Quantitative assessment of portal pressure by using CEUS was performed in a CCl4-induced canine liver fibrosis model [25]. In that study, the ROI was set on the hepatic parenchyma, and modified parameters based on the area under the curve of the TIC were generated. Compared with this previous report, the perfusion parameters utilized in the current study can be measured more simply. In addition, the ability of CEUS of the HV to detect intrahepatic shunt flow that directly bypassed the sinusoid may be superior to that of CEUS of the liver parenchyma. On the other hand, because a large ROI cannot be drawn on the HV, the repeatability of CEUS of the HV might be inferior to that of parenchyma-targeted CEUS analysis. This could be a major limitation of the current method, especially if adequate imaging of the HV cannot be maintained.

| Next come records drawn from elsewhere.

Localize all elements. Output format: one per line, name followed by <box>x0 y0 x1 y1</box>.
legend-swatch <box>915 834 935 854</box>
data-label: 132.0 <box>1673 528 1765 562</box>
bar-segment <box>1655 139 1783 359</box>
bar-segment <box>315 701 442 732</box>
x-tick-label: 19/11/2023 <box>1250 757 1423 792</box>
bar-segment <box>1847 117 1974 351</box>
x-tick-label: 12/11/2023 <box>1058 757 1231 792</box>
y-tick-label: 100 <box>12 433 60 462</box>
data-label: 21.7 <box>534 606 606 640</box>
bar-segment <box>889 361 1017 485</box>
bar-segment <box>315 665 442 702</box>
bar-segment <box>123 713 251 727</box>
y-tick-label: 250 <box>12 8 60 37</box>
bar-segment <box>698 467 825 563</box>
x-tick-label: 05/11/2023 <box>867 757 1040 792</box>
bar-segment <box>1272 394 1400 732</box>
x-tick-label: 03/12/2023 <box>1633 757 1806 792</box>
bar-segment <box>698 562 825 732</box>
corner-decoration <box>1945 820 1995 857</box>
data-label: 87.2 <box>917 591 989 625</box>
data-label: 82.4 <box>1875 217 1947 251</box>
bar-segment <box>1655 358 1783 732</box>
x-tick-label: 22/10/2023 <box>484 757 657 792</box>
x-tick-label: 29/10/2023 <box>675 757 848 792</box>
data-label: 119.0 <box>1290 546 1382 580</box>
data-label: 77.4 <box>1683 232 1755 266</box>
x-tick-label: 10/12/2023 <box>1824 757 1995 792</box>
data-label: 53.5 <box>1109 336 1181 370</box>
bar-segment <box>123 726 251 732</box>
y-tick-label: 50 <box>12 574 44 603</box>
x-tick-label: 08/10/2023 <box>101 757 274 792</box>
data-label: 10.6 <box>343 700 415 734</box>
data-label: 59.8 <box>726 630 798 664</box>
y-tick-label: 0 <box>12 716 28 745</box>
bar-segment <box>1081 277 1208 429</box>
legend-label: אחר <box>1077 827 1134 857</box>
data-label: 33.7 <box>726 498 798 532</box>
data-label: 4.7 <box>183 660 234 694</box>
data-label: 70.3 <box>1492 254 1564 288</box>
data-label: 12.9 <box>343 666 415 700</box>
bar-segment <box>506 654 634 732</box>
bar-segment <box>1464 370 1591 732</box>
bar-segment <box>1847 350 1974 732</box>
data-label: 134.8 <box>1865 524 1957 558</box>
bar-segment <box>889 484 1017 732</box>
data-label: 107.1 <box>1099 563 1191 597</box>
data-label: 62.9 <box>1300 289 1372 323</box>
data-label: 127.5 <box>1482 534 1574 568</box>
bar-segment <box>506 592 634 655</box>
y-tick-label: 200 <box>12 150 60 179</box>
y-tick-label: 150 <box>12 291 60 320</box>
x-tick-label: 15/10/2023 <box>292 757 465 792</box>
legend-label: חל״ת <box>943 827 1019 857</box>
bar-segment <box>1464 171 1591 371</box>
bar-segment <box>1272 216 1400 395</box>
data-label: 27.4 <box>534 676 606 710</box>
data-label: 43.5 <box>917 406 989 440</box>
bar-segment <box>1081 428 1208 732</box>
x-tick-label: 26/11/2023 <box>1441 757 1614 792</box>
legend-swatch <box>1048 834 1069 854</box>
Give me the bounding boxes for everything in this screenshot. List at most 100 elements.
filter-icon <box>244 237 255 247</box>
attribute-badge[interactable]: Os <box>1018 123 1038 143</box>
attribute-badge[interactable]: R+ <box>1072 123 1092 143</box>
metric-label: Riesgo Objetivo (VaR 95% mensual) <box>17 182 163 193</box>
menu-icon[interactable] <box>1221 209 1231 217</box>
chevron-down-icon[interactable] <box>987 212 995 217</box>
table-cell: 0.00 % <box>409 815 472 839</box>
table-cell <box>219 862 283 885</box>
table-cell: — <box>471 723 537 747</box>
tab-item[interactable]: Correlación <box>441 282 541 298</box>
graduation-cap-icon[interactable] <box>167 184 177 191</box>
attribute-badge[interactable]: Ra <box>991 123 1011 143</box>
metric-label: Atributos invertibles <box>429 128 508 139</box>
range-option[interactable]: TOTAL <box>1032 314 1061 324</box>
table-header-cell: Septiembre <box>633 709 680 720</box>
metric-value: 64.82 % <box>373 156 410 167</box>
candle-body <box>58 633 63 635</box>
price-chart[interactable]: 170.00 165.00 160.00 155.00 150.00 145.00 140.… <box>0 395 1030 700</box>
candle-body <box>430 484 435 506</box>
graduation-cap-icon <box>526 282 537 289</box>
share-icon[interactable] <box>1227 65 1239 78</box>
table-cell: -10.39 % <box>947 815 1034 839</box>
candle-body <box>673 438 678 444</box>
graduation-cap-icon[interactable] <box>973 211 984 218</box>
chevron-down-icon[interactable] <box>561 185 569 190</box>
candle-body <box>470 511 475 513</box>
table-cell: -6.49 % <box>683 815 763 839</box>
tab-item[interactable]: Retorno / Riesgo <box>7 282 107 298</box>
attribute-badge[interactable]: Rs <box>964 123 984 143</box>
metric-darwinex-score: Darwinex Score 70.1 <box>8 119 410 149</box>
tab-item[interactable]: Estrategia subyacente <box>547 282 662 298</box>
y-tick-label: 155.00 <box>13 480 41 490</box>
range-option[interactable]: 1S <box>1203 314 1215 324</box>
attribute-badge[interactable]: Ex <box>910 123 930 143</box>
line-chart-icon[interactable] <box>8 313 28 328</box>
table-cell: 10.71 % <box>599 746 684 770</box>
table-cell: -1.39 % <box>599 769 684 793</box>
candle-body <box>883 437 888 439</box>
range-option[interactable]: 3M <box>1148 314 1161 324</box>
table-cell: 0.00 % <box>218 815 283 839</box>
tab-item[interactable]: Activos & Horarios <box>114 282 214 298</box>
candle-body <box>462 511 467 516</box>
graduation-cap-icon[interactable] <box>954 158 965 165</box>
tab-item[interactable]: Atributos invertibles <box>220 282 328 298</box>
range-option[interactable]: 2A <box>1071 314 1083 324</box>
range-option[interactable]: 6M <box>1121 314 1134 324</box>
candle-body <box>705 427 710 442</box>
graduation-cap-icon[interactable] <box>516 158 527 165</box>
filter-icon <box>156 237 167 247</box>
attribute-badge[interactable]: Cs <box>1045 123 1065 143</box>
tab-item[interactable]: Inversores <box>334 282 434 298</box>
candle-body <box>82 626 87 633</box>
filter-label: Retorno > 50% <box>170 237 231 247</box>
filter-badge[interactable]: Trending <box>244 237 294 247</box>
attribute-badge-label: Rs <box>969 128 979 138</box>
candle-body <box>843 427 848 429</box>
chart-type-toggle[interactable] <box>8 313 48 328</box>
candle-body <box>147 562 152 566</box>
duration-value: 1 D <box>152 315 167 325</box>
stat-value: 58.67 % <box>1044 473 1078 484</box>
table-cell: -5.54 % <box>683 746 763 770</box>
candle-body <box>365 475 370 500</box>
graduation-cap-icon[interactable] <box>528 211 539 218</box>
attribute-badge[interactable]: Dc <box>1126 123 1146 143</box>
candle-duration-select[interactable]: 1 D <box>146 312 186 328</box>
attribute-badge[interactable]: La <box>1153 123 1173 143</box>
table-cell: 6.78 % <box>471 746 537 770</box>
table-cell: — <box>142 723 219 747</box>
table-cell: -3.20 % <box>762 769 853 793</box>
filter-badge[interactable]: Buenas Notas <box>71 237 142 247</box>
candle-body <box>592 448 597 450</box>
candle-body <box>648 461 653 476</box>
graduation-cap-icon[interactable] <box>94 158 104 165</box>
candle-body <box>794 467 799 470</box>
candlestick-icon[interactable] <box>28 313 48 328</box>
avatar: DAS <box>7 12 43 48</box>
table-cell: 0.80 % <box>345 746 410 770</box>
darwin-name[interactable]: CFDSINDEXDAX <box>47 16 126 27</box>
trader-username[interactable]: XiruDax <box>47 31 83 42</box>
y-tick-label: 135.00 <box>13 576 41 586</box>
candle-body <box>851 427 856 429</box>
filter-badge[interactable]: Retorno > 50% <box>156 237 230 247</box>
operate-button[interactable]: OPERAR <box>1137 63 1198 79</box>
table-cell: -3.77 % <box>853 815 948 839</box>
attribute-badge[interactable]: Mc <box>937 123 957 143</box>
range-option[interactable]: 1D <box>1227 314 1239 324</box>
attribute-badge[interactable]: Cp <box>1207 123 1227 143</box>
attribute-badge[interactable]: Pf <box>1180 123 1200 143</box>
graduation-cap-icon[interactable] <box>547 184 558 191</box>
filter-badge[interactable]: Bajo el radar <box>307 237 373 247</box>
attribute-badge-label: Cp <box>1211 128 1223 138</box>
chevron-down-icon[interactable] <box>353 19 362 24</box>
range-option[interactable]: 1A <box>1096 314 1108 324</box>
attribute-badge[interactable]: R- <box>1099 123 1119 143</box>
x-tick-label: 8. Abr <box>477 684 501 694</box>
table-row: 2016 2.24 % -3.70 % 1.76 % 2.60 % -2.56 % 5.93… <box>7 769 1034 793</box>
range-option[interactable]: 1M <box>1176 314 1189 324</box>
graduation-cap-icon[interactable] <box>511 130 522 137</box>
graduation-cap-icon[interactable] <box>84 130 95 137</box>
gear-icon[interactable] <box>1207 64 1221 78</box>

This study had several additional limitations. First, the number of animals used in this study was small. Second, the dogs enrolled in this research were all beagles, and therefore, we did not evaluate the influence of body size on hepatic hemodynamics. The differences in body size may affect the repeatability of each measured parameter, because ROI depends on the diameter of the HV, which is associated with the dog’s size. Additional studies are needed to investigate the effect of body size. Finally, we used Sonazoid®, because it is the only second-generation contrast agent available in Japan. However, other vascular-specific contrast agent might be better for assessing time-related parameters, because they would purely reflect hemodynamic changes related to liver disease.

In conclusion, this research characterized image enhancement of the normal canine HV using Sonazoid®. Established quantitative parameters may serve as a reference in the future assessment of liver function as related to hemodynamics. A further study into the application of this technique to evaluate intrahepatic hemodynamic changes associated with canine chronic hepatic disease is warranted.